2. **Startup:** The worker process starts via `pgclone_bgw_main()`, which:
   - Sets up signal handlers
   - Connects to both source and target databases via libpq
   - Updates job status to RUNNING

3. **Execution:** The worker calls the same core clone functions used by sync operations, with periodic updates to shared memory (rows copied, current table, elapsed time).
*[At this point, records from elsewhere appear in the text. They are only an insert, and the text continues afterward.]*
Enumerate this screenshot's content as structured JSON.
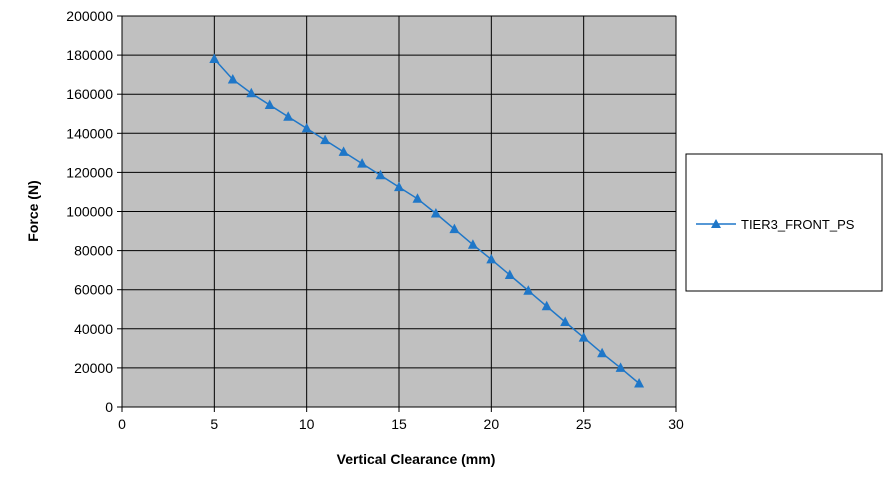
{
  "chart_data": {
    "type": "line",
    "title": "",
    "xlabel": "Vertical Clearance (mm)",
    "ylabel": "Force (N)",
    "xlim": [
      0,
      30
    ],
    "ylim": [
      0,
      200000
    ],
    "xticks": [
      0,
      5,
      10,
      15,
      20,
      25,
      30
    ],
    "yticks": [
      0,
      20000,
      40000,
      60000,
      80000,
      100000,
      120000,
      140000,
      160000,
      180000,
      200000
    ],
    "grid": true,
    "legend": "right",
    "plot_background": "#c0c0c0",
    "series": [
      {
        "name": "TIER3_FRONT_PS",
        "color": "#1f77c8",
        "marker": "triangle",
        "x": [
          5,
          6,
          7,
          8,
          9,
          10,
          11,
          12,
          13,
          14,
          15,
          16,
          17,
          18,
          19,
          20,
          21,
          22,
          23,
          24,
          25,
          26,
          27,
          28
        ],
        "y": [
          178000,
          167500,
          160500,
          154500,
          148500,
          142500,
          136500,
          130500,
          124500,
          118500,
          112500,
          106500,
          99000,
          91000,
          83000,
          75500,
          67500,
          59500,
          51500,
          43500,
          35500,
          27500,
          20000,
          12000
        ]
      }
    ]
  }
}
4. **Worker Pool mode (v2.2.0):** For `pgclone_schema_async` with `"parallel": N`, the parent process:
   - Queries the source for the list of tables
   - Populates a shared-memory task queue (`PgclonePoolQueue`)
   - Launches exactly N pool workers via `pgclone_pool_worker_main()`
   - Each worker grabs the next unclaimed task from the queue, clones it, then grabs the next — until the queue is empty
   - Dynamic load balancing: faster workers automatically handle more tables
   - Resource usage is O(N) instead of O(tables) for bgworkers and DB connections

5. **Completion:** Worker sets status to COMPLETED or FAILED, disconnects from databases, and exits.

---

## Local Loopback Connections (v2.1.4+)

pgclone uses loopback libpq connections for DDL execution on the target database. Since v2.1.4, these connections prefer Unix domain sockets (read from the `unix_socket_directories` GUC) over TCP `127.0.0.1`. This means the default `local all all peer` line in `pg_hba.conf` is sufficient — no `trust` entry is needed. If Unix sockets are unavailable, pgclone falls back to TCP `127.0.0.1` automatically.

---

## Resource Management

pgclone carefully manages resources to avoid leaks:

- Every `PQconnectdb()` has a matching `PQfinish()` in all code paths (including error paths)
- Every `PQexec()` result is freed with `PQclear()`
- `PG_TRY / PG_CATCH` blocks ensure cleanup on errors
- Background workers disconnect from both source and target databases before exiting
- COPY pipeline errors consume remaining results to prevent connection state corruption

---

## Build System

pgclone uses PostgreSQL's PGXS build system:

```makefile
MODULES = pgclone
EXTENSION = pgclone
DATA = sql/pgclone--*.sql

PG_CONFIG = pg_config
PGXS := $(shell $(PG_CONFIG) --pgxs)
include $(PGXS)
```

This integrates with `pg_config` to find the correct include paths, library directories, and installation locations for the target PostgreSQL version.